Some general patterns about Garbage Collection (GC):

  • It is almost impossible to know how much memory is used by a memory structure at runtime, since the corresponding objects may not have been marked as deprecated so are still in memory even if they are not in the queue any more;
  • Direct use of object references is handled by some internal reference-counting mechanism, until you define some circular references. Sadly, most GC’s algorithms are much more complex than a simple reference counting mechanism: since a GC favors allocation speed, its tendency is to allocate as many objects as possible, only re-using and collecting the objects as late as possible. 
  • You can force the GC to collect the memory, but it is usually a blocking process (so may be a wrong idea on a real-time service);
  • And since the GC has not a deterministic behavior, you can not be sure which threshold value of your heap use may be a good trigger of garbage collection;
  • Some authors state that most GC algorithms expects from 3 to 5 times the used memory to be available (i.e. if you expect 200 MB of data, you need 800 MB of free RAM for your process) - this is mostly due to the performance optimization ;
  • On the other hand, giving too much memory may do the opposite as expected, i.e. reduce the global performance, depending on how the VM works;
  • From my experiments, the .Net memory model seems to be more aggressive than the one in Java, especially in multi-thread process.
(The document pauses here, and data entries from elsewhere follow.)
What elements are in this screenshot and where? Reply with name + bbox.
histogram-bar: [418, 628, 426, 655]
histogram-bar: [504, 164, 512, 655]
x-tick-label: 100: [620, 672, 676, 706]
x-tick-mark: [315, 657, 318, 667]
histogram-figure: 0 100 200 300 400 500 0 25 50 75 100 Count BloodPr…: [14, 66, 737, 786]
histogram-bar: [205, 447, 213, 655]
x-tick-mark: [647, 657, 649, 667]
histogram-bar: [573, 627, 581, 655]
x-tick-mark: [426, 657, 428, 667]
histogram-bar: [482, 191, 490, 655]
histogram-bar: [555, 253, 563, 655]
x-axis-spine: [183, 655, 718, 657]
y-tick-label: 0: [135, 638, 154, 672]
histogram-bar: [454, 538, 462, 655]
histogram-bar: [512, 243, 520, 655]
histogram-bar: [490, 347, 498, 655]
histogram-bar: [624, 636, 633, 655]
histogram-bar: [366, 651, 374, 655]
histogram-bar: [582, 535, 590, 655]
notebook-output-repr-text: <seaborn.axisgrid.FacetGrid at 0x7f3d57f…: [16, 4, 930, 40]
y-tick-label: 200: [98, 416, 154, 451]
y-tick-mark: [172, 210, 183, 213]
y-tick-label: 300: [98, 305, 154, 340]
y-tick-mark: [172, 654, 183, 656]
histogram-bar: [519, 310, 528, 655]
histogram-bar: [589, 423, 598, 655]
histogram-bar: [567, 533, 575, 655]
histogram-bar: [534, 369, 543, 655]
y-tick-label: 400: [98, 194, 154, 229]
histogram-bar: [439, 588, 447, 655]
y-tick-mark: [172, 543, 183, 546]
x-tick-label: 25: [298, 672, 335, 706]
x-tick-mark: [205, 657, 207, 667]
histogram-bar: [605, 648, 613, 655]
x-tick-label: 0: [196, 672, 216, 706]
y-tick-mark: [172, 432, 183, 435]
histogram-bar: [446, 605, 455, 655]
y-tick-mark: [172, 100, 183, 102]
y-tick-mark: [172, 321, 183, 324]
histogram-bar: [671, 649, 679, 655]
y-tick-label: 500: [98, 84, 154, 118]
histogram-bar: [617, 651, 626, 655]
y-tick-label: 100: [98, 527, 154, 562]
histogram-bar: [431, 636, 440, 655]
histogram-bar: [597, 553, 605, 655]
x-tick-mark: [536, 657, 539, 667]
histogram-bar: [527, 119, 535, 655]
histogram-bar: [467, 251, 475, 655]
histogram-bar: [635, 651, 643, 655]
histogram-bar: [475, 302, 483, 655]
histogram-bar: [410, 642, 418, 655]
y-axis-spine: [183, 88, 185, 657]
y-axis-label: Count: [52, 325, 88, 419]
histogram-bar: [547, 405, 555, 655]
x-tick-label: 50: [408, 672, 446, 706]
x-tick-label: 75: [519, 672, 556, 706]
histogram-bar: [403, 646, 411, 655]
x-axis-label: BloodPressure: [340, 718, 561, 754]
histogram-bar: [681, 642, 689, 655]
Some usual fixes/optimizations paths:

  • Re-use existing objects, and not create new instances (using object pools);
  • Use arrays of pre-allocated objects, and restraint use to POJOs/POCOs;
  • Some memory structures may use less memory and overhead (e.g. an array of struct in C# are much faster and uses much less memory than a list of objects);
  • Limit objects cloning/marshaling/wrapping as much as possible, and pass the data as reference;
  • Pre-allocate and re-use memory e.g. for storing text (typical efficient pattern is the string builder);
  • Multi-thread process (object locking and monitoring) consumes a lot of resources, so instead of locking at object level, mutexes on small part of the code are much more efficient;
  • Do not create more threads than the number of CPU cores it run on – in general, one optimized thread is more efficient than multiple threads: process should happen in one non-blocking thread, then other threads are used to pre-process or post-process the data, e.g. when something slow may take place like serialization or network access;
  • Profile the execution, then identify the real bottlenecks to be optimized – for instance working with individual small files is an awful practice;
  • Use a fast un-managed in-process storage (e.g. SQLite3, BerkeleyDB, memcached…) instead of storing long-term objects in GC memory.

For server process, or mobile execution, unmanaged environments like Delphi are still a perfect fit!